Today’s interview features inspiring individual Madalyne Marie. The bio on her website offers a delightful introduction: “Madalyne didn't discover her artistic talent until her freshman year of college, however, she always found ways to cultivate her creativity. She grew up dancing, drumming, canyoneering and river rafting. She always had an interest in learning new things, traveling to new places, and helping others to find strength in their challenges. Her proudest accomplishments include having a piece on exhibit at the Smithsonian…Madalyne lives by the firm belief that good design and creative expression should be applied to everything she does, including cooking, rearranging her furniture, or singing car karaoke at the top of her lungs. She and her husband, Dustin, have been married for five years, live in New York City and have exactly zero children.” Camp Spring Creek: So much of the design and logo work you have created for companies like Avon, Mark, Coach, and Four & Twenty Sailors involves unique interpretations and layout of letters and symbols. As professional with the dyslexic advantage, we find this especially intriguing. In what ways do you think being dyslexic informs your creative decisions with letters and symbols, specifically?
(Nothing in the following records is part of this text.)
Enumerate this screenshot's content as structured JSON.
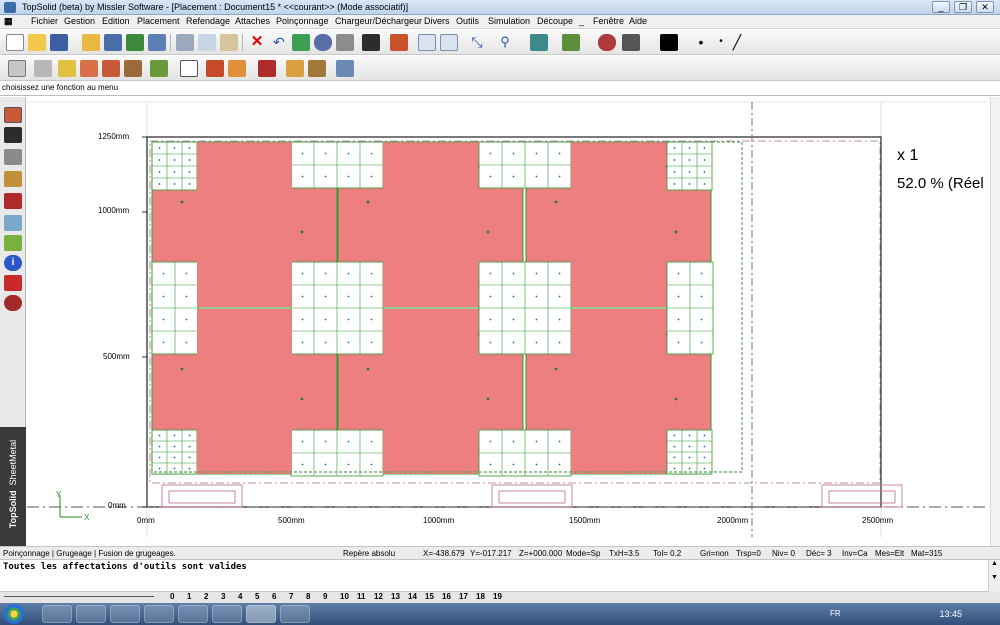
{
  "window": {
    "title": "TopSolid (beta) by Missler Software - [Placement : Document15 * <<courant>> (Mode associatif)]",
    "minimize": "_",
    "restore": "❐",
    "close": "✕"
  },
  "menu": [
    "Fichier",
    "Gestion",
    "Edition",
    "Placement",
    "Refendage",
    "Attaches",
    "Poinçonnage",
    "Chargeur/Déchargeur",
    "Divers",
    "Outils",
    "Simulation",
    "Découpe",
    "_",
    "Fenêtre",
    "Aide"
  ],
  "hint": "choisissez une fonction au menu",
  "sheetmetal_tab": {
    "brand": "TopSolid",
    "module": "SheetMetal"
  },
  "canvas": {
    "y_labels": [
      "1250mm",
      "1000mm",
      "500mm",
      "0mm"
    ],
    "x_labels": [
      "0mm",
      "500mm",
      "1000mm",
      "1500mm",
      "2000mm",
      "2500mm"
    ],
    "ratio_line1": "x 1",
    "ratio_line2": "52.0 % (Réel",
    "axis_y": "Y",
    "axis_x": "X"
  },
  "status": {
    "tools": "Poinçonnage | Grugeage | Fusion de grugeages.",
    "repere": "Repère absolu",
    "x": "X=-438.679",
    "y": "Y=-017.217",
    "z": "Z=+000.000",
    "mode": "Mode=Sp",
    "txh": "TxH=3.5",
    "tol": "Tol=  0.2",
    "gri": "Gri=non",
    "trsp": "Trsp=0",
    "niv": "Niv=  0",
    "dec": "Déc= 3",
    "inv": "Inv=Ca",
    "mes": "Mes=Elt",
    "mat": "Mat=315"
  },
  "message": "Toutes les affectations d'outils sont valides",
  "layers": [
    "0",
    "1",
    "2",
    "3",
    "4",
    "5",
    "6",
    "7",
    "8",
    "9",
    "10",
    "11",
    "12",
    "13",
    "14",
    "15",
    "16",
    "17",
    "18",
    "19"
  ],
  "taskbar": {
    "lang": "FR",
    "clock": "13:45"
  },
  "colors": {
    "part_fill": "#ed7f80",
    "part_border": "#2e9a2e",
    "sheet_outline": "#222222",
    "accent": "#3b6ea8"
  }
}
Madalyne Marie: I see words and letters as shapes. This helps me see how the letter-forms interact with each other, as well as the space and the environment that they’re in. That environment might be a website or magazine cover for instance. Being dyslexic also helps me see connections between things and solve visual problems quickly because I can bring my intuitive sense for consistency, evolution, and difference into the brainstorming process. When I work with others, this helps me make the visual connections needed to get the job done, as well as to work efficiently.
CSC: As a graphic designer, your mediums are color and light—two intangible substances. In what ways does being dyslexic inform your ability to manipulate color and light in markedly stunning ways?
MM: Being dyslexic helps me visualize things more clearly and naturally, so I can visualize before I execute ideas. I can see the outcome beforehand and I can see the potential problems as well, so—all around—the work is quicker. For instance, I might decide that I can’t make a background one color and a design feature another color because, in my mind, I can see beforehand that it’s not going to be visually compelling in the way that I want it to be. This is a really positive and empowering tool and I’m still experiencing how useful and important it is, both artistically and professionally.
Growing up, no one shared a message with me about dyslexia that was positive. No one said to me, “I’m dyslexic, I did ok. You’re going to be ok, too.” I’m so passionate about this message now, because there are kids in schools that still think there’s something wrong with them. We need to let them know they’re not attached to a label or an expectation and they’re not attached to shame. They have really positive and empowering tools within themselves, just like I had to discover, as well.
It’s so much easier to label a child “bad” instead of “good.” That kind of thinking isn’t working well for today’s kids. We have to get in on the ground level and reach out to the younger generation. They’re the ones who will change the conversation going forward. If we can get them through school, the more they understand that they’re capable and that they’re needed, the better the world will be.
CSC: What can you tell us about the interactive Dyslexic Advantage traveling installation?
MM: It’s a large, interactive installation that combines three components—the experience of someone growing up being dyslexic, juxtaposed with what dyslexia really is, along with an interactive activity that helps someone experience what it could be like for people who are dyslexic. The installation is fairly large and you can pick up letters and interact with it and move things around to complete your experience.
The title of the installation is Dyslexic Advantage, named after the book and research by Brock and Fernette Eide, because it’s such an incredible resource and inspiration to me. They focus on the struggles, but also the achievements of people with dyslexia. That message was important for me to hear.
I made the installation for the capstone of my BFA project at Brigham Young and it was really life changing. The project let everyone know I was dyslexic. I hadn’t really told people before because I didn’t want people to hold me to different standards. I entered the installation into a few exhibition contests, including the Smithsonian, and a few months later I was accepted into their show called “In/finite Earth,” that toured around the world in 2013.
CSC: In brief, what is your dyslexia discovery story? How and when were you identified and in what ways did that influence your life as you moved forward?
MM: I didn’t actually learn what it means to be dyslexic until my senior year of college. I was identified as dyslexic in 2nd grade and was put in special education my entire childhood. My teachers never sat me or my parents down and told us what it all meant. So for many years, I just thought “dyslexic” was a nicer way to say someone was really stupid or unintelligent.
That’s a really hard way to grow up—believing that you’re never going to be as smart as anyone else. I could always tell that the expectations weren’t as high for me and I didn’t like that. When I got to college, I was able to take my first art class. Growing up, I had extra reading and writing classes, so I was never allowed to take art. But in college, at the end of my first semester, my teacher asked me what I was going to major in and I told him Communications. He told me I was crazy if I didn’t major in Art. To make a long story short, I went with art and, in particular, graphic design, and won an award pretty early on. My capstone project was about dyslexia and traveled around the world through the Smithsonian. Finally, I really, truly, started to understand what dyslexia was—and all the positive things it entails.